3 一般財団法人日本自動車査定協会の事故減額証明書
一般財団法人日本自動車査定協会は、中古車の価格査定を行う第三者機関で、この機関が発行する査定書の事故減額証明書を裁判で証拠として提出されることがあります。評価損の評価の考慮要素の一つにはなると思いますが、裁判所がそのまま事故減額証明書の金額を交通事故の損害として認定することはほとんどありません。
4 評価損に関する裁判例
(1)大阪地裁平成14年6月25日判決(交民35巻3号888頁)
大阪地裁平成14年6月25日判決は、車両を購入してすぐに交通事故にあった事案であり、交通事故の被害者は修理費用ではなく、新車購入価格を主張しました。上記大阪地裁は、新車購入価格の主張を排斥したうえで、以下のように述べて修理費用の約3割を評価損として認定しました。
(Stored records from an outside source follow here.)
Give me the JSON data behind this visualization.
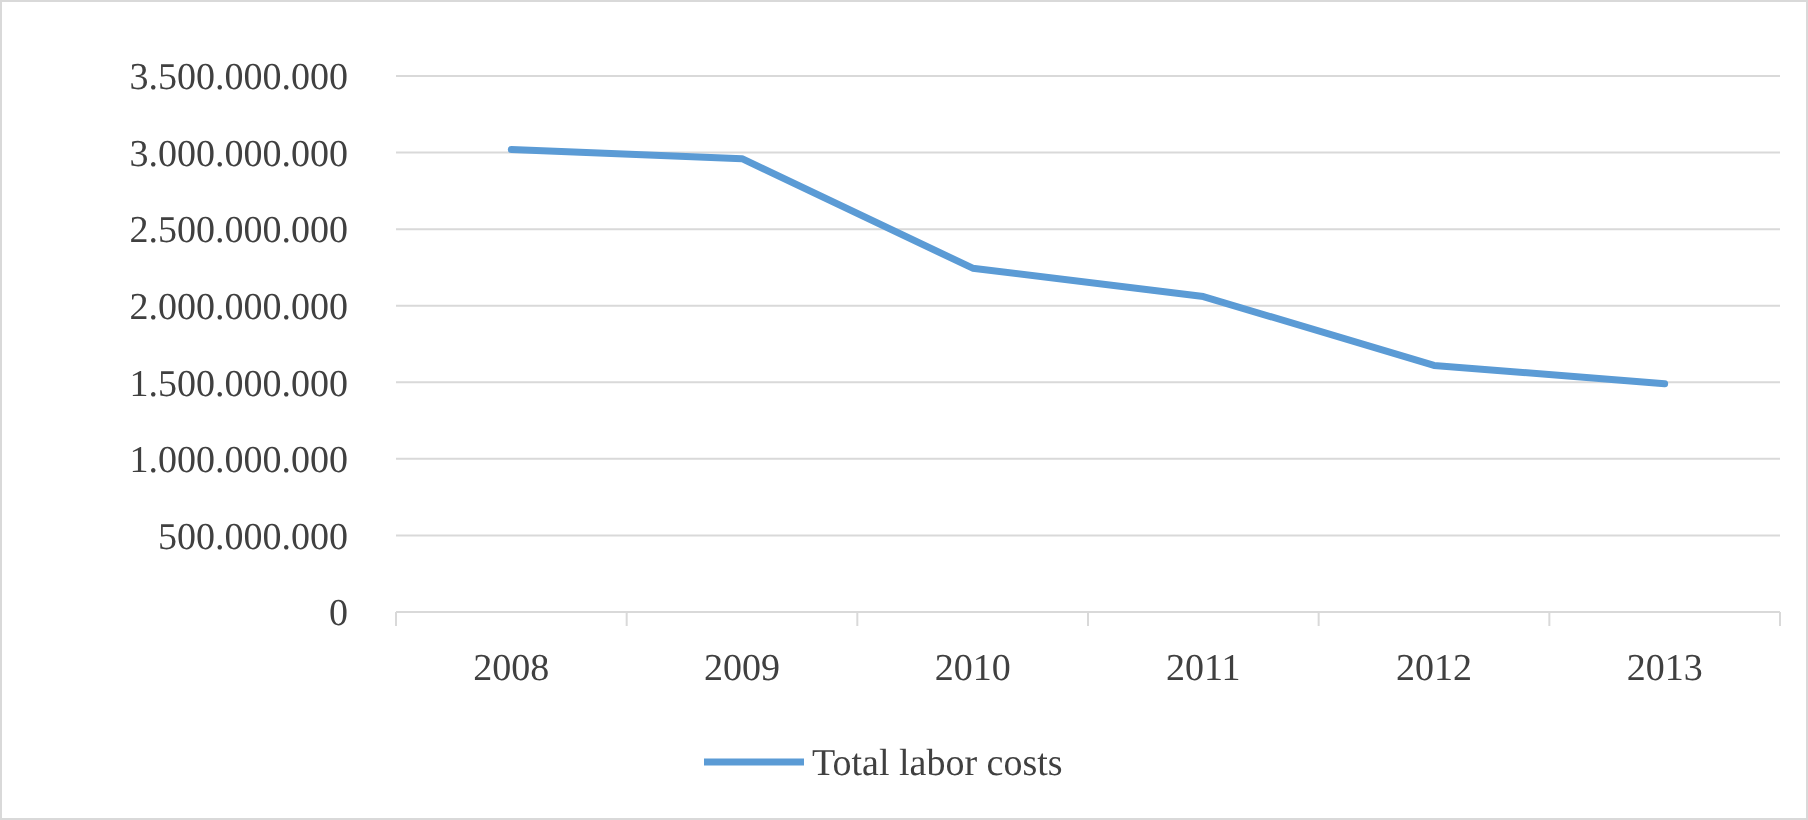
{
  "chart_data": {
    "type": "line",
    "categories": [
      "2008",
      "2009",
      "2010",
      "2011",
      "2012",
      "2013"
    ],
    "series": [
      {
        "name": "Total labor costs",
        "color": "#5b9bd5",
        "values": [
          3020000000,
          2960000000,
          2245000000,
          2060000000,
          1610000000,
          1490000000
        ]
      }
    ],
    "ylim": [
      0,
      3500000000
    ],
    "yticks": [
      0,
      {
        "value": 500000000,
        "label": "500.000.000"
      },
      {
        "value": 1000000000,
        "label": "1.000.000.000"
      },
      {
        "value": 1500000000,
        "label": "1.500.000.000"
      },
      {
        "value": 2000000000,
        "label": "2.000.000.000"
      },
      {
        "value": 2500000000,
        "label": "2.500.000.000"
      },
      {
        "value": 3000000000,
        "label": "3.000.000.000"
      },
      {
        "value": 3500000000,
        "label": "3.500.000.000"
      }
    ],
    "grid": "y",
    "legend": "bottom",
    "marker": "none",
    "line_style": "solid"
  }
}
「原告車両はフェニックスという高価な外国製の大型自動二輪車の新車であり、新規に平成13年2月9日に自動車登録をして20日程度経過し、また7日程度で約300km走行しただけで、本件事故に遭遇したものであって、たとえ303万2935円を費やして修理しても外観や機能に欠陥を生じる可能性も否定できず、あるいは事故歴により商品価値の下落が見込まれることが認められるものであるから、上記修理に要する費用の外、損傷・修理内容、購入費用等を総合勘案して、本件事故による評価損として90万円を認定するのが相当」
(2)大阪地裁平成14年10月30日判決(交民35巻5号1438頁)
大阪地裁平成14年10月30日判決は、高速道路上の玉突き事故の交通事故の事案です。上記大阪地裁は、初年度登録から交通事故までに約2年7か月経過していること、走行距離は6万7000キロメートル以上であること、車両骨格部分に及ぶような重大な損傷ではないこと、各部品の取替により十分な修理がされていると考えられることや、修理後も不具合が生じているとか、本件事故前に車両の買い替えを予定していたと認めるに足りる証拠もないことなどを考慮して、評価損を否定しました。